Erwartungsvoll suchten wir uns am Hafen den erstbesten Fischer mit Boot auf, fragten, ob und zu welchem Preis er uns auf die gegenüberliegende Seite des Kong Oskars Havn-Fjord führen würde. Er schluckte hastig seine Pflaume (!) runter und deutete, wir sollen einsteigen. (So flott hatten wir uns das nicht vorgestellt und ehrlich gesagt, war es mir nirgends recht, dass er diese wertvolle Pflaume - ich vermute, die gibt es auf Grönland nur einmal jährlich und wohl nur stückweise geliefert - halb angegessen ins Meer warf, um uns nicht länger dort stehen zu lassen.) Als wir ihm nach einer Viertelstunde Überfahrt die verlangten DKr 100.-- entgegen streckten, schaute er uns mit fast glänzenden, ungläubigen Augen an - Welch' dickes Geschäft am Morgen vor 8.00! Ich glaube, mit "so viel" hatte er selber nicht gerechnet. (Wohl aber war "hundred" das einzige englische Wort, das er beherrschte.)

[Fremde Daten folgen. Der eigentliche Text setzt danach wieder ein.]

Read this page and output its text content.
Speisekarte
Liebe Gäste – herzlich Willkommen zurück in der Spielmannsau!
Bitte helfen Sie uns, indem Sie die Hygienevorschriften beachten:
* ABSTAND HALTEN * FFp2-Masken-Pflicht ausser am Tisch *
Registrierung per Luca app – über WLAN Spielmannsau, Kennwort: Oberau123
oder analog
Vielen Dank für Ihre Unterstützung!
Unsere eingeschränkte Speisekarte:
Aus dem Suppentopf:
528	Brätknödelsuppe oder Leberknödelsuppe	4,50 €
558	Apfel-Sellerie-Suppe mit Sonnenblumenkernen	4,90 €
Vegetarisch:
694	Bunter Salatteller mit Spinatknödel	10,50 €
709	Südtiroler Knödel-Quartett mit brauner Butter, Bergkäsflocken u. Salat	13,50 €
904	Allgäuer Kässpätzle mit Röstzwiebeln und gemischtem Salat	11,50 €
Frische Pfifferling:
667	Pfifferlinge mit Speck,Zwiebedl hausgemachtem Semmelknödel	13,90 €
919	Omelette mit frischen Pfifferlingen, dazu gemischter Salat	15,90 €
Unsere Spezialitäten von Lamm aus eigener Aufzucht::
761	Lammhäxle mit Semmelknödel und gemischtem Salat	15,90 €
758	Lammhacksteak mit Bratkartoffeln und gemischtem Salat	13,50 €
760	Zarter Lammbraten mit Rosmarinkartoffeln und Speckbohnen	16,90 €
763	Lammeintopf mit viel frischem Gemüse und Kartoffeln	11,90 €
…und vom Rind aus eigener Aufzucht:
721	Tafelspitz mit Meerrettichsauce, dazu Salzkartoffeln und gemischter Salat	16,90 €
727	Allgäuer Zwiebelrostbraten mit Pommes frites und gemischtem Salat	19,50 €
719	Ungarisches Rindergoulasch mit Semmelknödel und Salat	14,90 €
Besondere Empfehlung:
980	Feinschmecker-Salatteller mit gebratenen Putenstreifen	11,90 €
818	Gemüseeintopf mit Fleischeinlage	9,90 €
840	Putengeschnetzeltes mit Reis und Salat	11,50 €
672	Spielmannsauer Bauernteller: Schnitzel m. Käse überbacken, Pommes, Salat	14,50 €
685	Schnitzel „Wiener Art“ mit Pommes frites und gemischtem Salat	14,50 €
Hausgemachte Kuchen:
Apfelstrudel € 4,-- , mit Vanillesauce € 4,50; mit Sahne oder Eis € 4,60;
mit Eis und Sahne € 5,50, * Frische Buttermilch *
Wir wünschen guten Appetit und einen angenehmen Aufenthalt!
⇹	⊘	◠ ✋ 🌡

Wir verglichen den Tourenführer mit der auf der Karte eingetragenen Route zum Polhelmsfjeld und stellten Unstimmigkeiten fest. Obwohl wir eigentlich mit Wegspuren gerechnet hatten (wir wussen von kürzlichen Besteigungen), gab es keine zu sichten. Auf ca 500 müM deponierten wir meinen Rucksack. Famos! Nun hatte ich Privatführer und Sherpa in einem... Weiter über viel Geröll erreichten wir die Südwestkante des Polhelmsfjeld. Auf ca 700 müM legten wir uns an einem grandiosen Plätzchen nieder. Wir waren bestimmt die Erstbesteiger dieser Südwestkanten-Route... Zugegeben, es fehlten uns noch ca 300 Hm bis zum Gipfel, aber da es weiter oben ohnehin neblig war, spielte das ja keine Rolle...! Nun wissen wir, dass die Route weder im Führer noch in der Karte richtig war. Runter folgten wir eine Zeit lang einem Schneehuhn. Als Einheimisches musste es wohl wissen, wo es am praktischsten lang ging... Naja, als es dann kühn seine Flügel spreizte, wählten wir zwangsläufig wieder unseren eigenen Weg. Am Ostende des legendären See 1 stellten wir an einem idyllischen Plätzchen unser Zelt auf.
Sa, 26.8.2006
Ging es während dem letzten Trekking auch etwas spartanisch zu, da niemand Lust hatte noch mehr mitzuschleppen, liessen wir es uns diesmal richtig gut gehen. 2 Sorten Muesli, 2 verschiedene Brottypen, Käse, diverse Nussmischungen, Schoggi, Orangen und Aepfel fand ich bei unserem Frühstücksbuffet am See. Wau, welch' verführerischer Anblick - meine halb gefrorenen Glieder gerieten fast ins Wanken. Die Nacht war nicht wirklich heiss! Bereits um 7.00 marschierten wir strammen Schrittes los. Plötzlich entdeckte Fritz ein uralter, verwitterter Holzski mit Lederriemen - also waren schon mal Leute dort... Ein steiles Geröll-Couloir führte uns direkt an einen tiefblauen kleinen Gletschersee, welcher durch eine Gletscherzunge getrennt war. Wir stiegen diese hoch in Richtung Sofiasfjeld, Weiter oben genossen wir die wunderschöne Gratwanderung, wobei Fritz an einer Stelle als "Bergreinigungsmaschine" fungierte. Er trennte "Güsel" von "Währschafterem". Ich schaute mir das Ganze zweifelnd an und beschloss dort nicht hochzusteigen. Also demütigten wir den Sofiasfjeld und liessen ihn links, resp. rechts, liegen. Wenig weiter lockte ein anderer, leicht höherer, Gipfel mit einer phänomenalen Aussicht. "Da bringsch mi nid so schäu wieder achä, Fritz!" Wir entdeckten mind. 30 Seen in der Umgebung und viele Gipfel, die wir in den letzten Wochen bereits besucht hatten. Beim Abstieg stiessen wir etwas weiter unten per Zufall auf den 2. Ski. Nun fehlt nur noch der Skifahrer, fuhr mir durch den Kopf...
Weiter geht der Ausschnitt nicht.